Comment by danaw
16 hours ago
i have a strong suspicion that the most productive software teams that leverage llms to build quality software will use it for the following:
- intelligent autocomplete: the "OG" llm use for most developers where the generated code is just an extension of your active thought process. where you maintain the context of the code being worked on, rather than outsourcing your thinking to the llm
- brainstorming: llms can be excellent at taking a nebulous concept/idea/direction and expand on it in novel ways that can spark creativity
- troubleshooting: llms are quite good at debugging an issue like a package conflict, random exception, bug report, etc and help guide the developer to the root cause. llms can be very useful when you're stuck and you don't have a teammate one chair over to reach out to
- code review: our team has gotten a lot of value out of AI code review which tends to find at least a few things human reviewers miss. they're not a replacement for human code review but they're more akin to a smarter linting step
- POCs: llms can be good at generating a variety of approaches to a problem that can then be used as inspiration for a more thoughtfully built solution
these uses accelerate development while still putting the onus on the developers to know what they're building and why.
related, i feel it's likely teams that go "all in" on agentic coding are going to inadvertently sabotage their product and their teams in the long run.
> intelligent autocomplete
I'm curious how much value others are finding in this. Personally I turned it off about a year ago and went back to traditional (jetbrains) IDE autocomplete. In my experience the AI suggestions would predict exactly what I wanted < 1% of the time, were useful perhaps 10% of the time, and otherwise were simply wrong and annoying. Standard IDE features allowing me to quickly search and/or browse methods, variables, etc. are far more useful for translating my thoughts into code (i.e. minimizing typing).
Same, I use Claude but cannot stand typing and being constantly flashed with suggestions that aren't right and have to keep hitting escape to cancel them. It's either manual or full AI for me. This happens in a lot if web tools that have been enhanced with AI, like a few databases with web UIs that allow querying. They are so bad. I really wish they would just dump the whole schema into the context before I begin because I don't need fancy autocomplete, I need schema, table, and column autocomplete wayyy more than I need it to scaffold out a SELECT for me.
I have it on a long timer so that I have to pause for a while before the auto-complete prompt appears. I've found I tend to deliberately set things up for it to attempt when I know I'm going to have to type a bunch of boiler plate or some code that's logically straightforward but syntactically fiddly ie. I write a quick comment describing what the next few lines should do and then wait a seconds for it to make the suggestion
Even worse, I've seen the JetBrains AI auto-complete insert hard-to-spot bugs, like two nested for loops with i and j for loop index variables, where the inner loop was fairly complex and incorrectly used i instead of j in one place.
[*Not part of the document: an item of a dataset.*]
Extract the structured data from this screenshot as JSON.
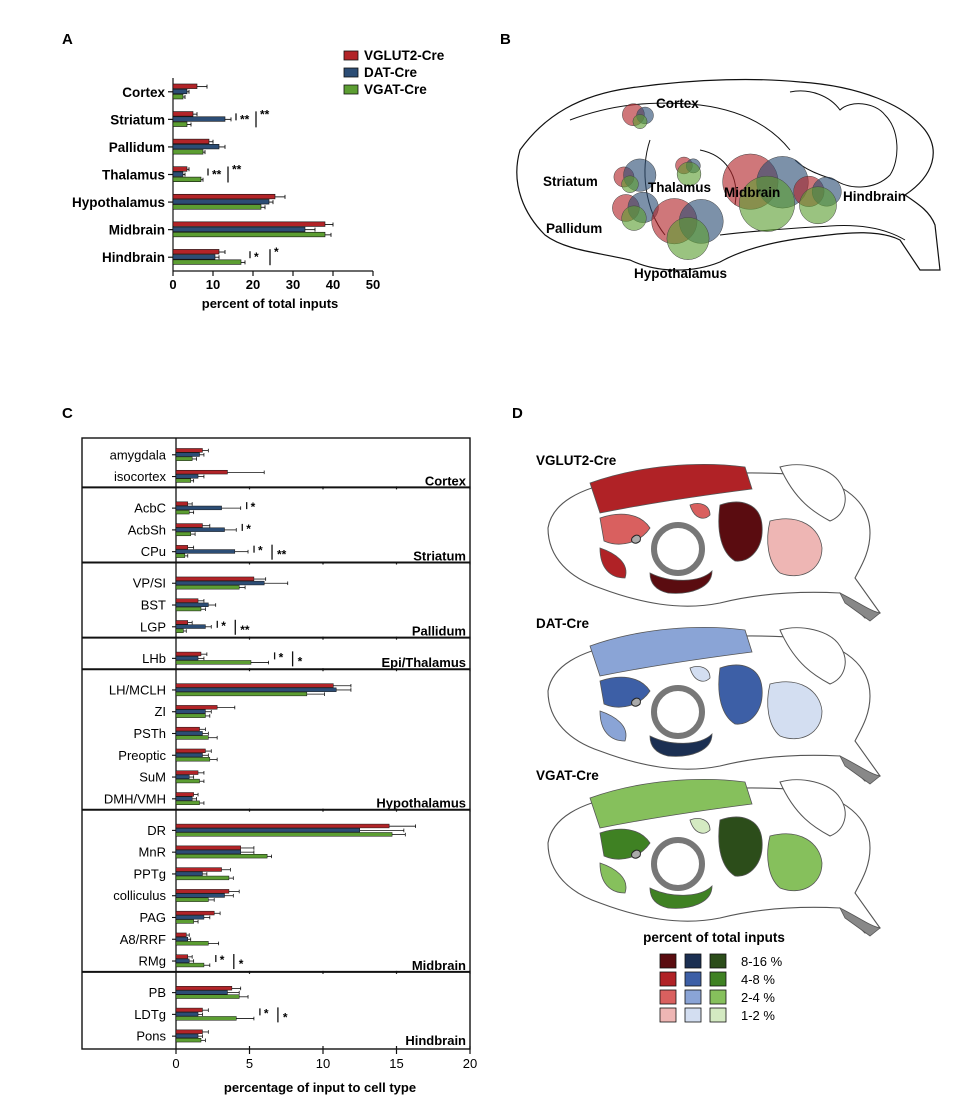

perhaps it depends on language or domain but for me it's usually a minimum of 50% but often 80% what in looking for (lots of web off like typescript, svelte, cloudflare workers, tailwind etc).
[dead]
I'm with you on all apart from code review.
Our team has tried a couple tools. Most of the issues highlighted are either very surface level or non-issues. When it reviews code from the less competent team members, it misses deeper issues which human review has caught, such as when the wrong change has been made to solve a problem which could be solved a better way.
Our manager uses it as evidence to affirm his bias that we don't know what we're doing. It got to the point that he was using a code review tool and pasting the emoji littered output into the PR comments. When we addressed some of the minor issues (extra whitespace for example) he'd post "code review round 2". Very demoralising and some members of the team ended up giving up on reviewing altogether and just approving PRs.
I think it's ok to review your own code but I don't think it should be an enforced constraint in a process, because the entire point of code review from the start was to invest time in helping one another improve. When that is outsourced to a machine, it breaks down the social contract within the team.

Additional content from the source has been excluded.